Yesterday, my husband and I celebrated our 20th anniversary. We were just finishing up a two week camping trip in Canada, Maine and New Hampshire (I'll blog more about our trip when I resurface from under the laundry pile), and decided to push the whole way home in one day.
And so our special way of celebrating our 20 years of wedded bliss was driving 929 miles with all our kids and the camper in tow. All told, it took 19 hours, due to general stops for eating and potty, aaaand a blown tire on the pop-up.
The tire blew on interstate 90 just outside of Buffalo, New York. It was about 4:00 in the blazing 93 degree sun as my eyes moved between the roaring traffic, the suburban full of our children, and my husband efficiently changing the tire. As I watched, I prayed continually. I prayed that the drivers flying by would be cautious, that our children would be calm, safe and cool enough, and that my husband would be able to change the tire without incident. And I also gave thanks that the tire was on the passenger side and my husband wasn't right next to the 70+ mph traffic. I thanked God for a hundred things - no rain, no darkness, no freezing temperatures, no desolate road with no cell signal. And I also gave thanks, repeatedly, for my husband's calm, capable, can-do attitude.
At 4:00 20 years prior, my husband and I had been standing in the cool church, dressed in our finest, exchanging our vows.
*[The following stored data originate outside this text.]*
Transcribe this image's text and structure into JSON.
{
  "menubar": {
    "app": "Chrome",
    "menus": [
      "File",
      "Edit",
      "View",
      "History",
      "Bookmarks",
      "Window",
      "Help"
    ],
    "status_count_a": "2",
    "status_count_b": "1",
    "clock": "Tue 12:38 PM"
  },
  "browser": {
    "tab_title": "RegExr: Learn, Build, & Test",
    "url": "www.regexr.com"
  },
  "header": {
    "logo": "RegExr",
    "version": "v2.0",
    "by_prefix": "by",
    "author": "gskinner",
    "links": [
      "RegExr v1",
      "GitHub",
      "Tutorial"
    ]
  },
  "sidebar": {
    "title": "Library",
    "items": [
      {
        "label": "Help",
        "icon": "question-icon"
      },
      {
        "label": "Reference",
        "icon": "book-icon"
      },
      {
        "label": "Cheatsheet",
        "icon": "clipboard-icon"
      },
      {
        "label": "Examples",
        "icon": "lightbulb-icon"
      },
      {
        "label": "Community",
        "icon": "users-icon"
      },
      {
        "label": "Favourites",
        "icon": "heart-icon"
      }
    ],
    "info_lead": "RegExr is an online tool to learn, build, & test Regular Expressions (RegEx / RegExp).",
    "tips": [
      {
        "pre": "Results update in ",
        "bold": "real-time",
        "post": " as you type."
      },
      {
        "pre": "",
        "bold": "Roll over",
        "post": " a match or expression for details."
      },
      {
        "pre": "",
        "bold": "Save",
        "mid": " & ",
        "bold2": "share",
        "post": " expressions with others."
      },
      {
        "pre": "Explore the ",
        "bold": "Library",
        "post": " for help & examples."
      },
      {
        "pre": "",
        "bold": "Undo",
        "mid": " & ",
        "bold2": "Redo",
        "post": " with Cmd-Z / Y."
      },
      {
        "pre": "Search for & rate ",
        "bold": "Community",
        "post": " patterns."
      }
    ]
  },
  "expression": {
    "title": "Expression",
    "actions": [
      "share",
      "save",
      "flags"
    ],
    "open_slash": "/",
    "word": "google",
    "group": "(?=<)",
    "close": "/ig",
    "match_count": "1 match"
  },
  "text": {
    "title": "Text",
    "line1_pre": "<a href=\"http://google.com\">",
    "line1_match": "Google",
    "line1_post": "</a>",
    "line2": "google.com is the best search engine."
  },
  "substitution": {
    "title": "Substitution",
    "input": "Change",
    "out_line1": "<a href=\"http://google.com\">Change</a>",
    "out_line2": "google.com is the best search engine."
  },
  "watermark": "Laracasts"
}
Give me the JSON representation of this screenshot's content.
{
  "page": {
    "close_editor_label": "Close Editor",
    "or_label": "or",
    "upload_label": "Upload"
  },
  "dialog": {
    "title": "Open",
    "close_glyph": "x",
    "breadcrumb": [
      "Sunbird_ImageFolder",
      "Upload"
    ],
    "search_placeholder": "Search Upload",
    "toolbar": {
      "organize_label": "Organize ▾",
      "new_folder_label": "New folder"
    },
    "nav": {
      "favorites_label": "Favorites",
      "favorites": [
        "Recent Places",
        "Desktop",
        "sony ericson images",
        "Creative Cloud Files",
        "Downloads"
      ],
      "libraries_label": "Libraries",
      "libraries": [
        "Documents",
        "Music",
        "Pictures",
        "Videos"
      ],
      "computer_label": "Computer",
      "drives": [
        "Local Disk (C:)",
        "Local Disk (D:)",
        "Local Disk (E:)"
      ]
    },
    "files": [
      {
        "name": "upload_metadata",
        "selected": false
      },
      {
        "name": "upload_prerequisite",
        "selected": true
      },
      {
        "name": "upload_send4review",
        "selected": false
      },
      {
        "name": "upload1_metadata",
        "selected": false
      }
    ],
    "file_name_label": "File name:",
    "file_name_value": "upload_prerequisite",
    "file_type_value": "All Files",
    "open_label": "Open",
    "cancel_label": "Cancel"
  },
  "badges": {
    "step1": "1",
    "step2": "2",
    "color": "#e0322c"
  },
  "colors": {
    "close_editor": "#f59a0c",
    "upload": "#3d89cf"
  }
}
We stood there, at ages 23 and 24, pledging our lives to one another. . .for better or worse, in sickness and in health, till death parts us.
And we had no real idea what the heck we were saying. Sure, our intentions were good, our love was real and solid, but no one has any idea exactly what life will bring. As I stood on the side of the road, watching him take care of what I most certainly would not have been able to do, I was reminded just what marriage is about. It is these things, these shared moments, this journey together. A quote from a favorite movie of mine, Yours, Mine and Ours (1968 version) suddenly came to mind. In the movie, a man and a woman marry (he with 10 kids and she with 8), and in this scene, the wife is about to give birth to their first child together, while the wife's eldest daughter is pleading for advice about "proving" her love to her boyfriend. Her new stepfather gives her this advice:
I've got a message for Larry. You tell him this is what it's all about. This is the real happening. If you want to know what love really is, take a look around you(...)
It's giving life that counts. Until you're ready for it, all the rest is just a big fraud. All the crazy haircuts in the world won't keep it turning. Life isn't a love in, it's the dishes and the orthodontist and the shoe repairman and... ground round instead of roast beef. And I'll tell you something else: it isn't going to a bed with a man that proves you're in love with him; it's getting up in the morning and facing the drab, miserable, wonderful everyday world with him that counts.
I stood there, watching my husband take care of what needed to be done, and I was struck with the gloriousness of our shared life together. While we weren't filled with the same kind of angst as the teenage daughter, the father's words apply to us, and all married couples as well. Love is a choice. A choosing to get up together each day and face life -- the good, the hard, the beautiful, the exhausting, the
journey together.
And it's amazing. God's blessings in marriage are countless. With each passing year, my husband and I are more intertwined as we share our lives with each other. That's true love.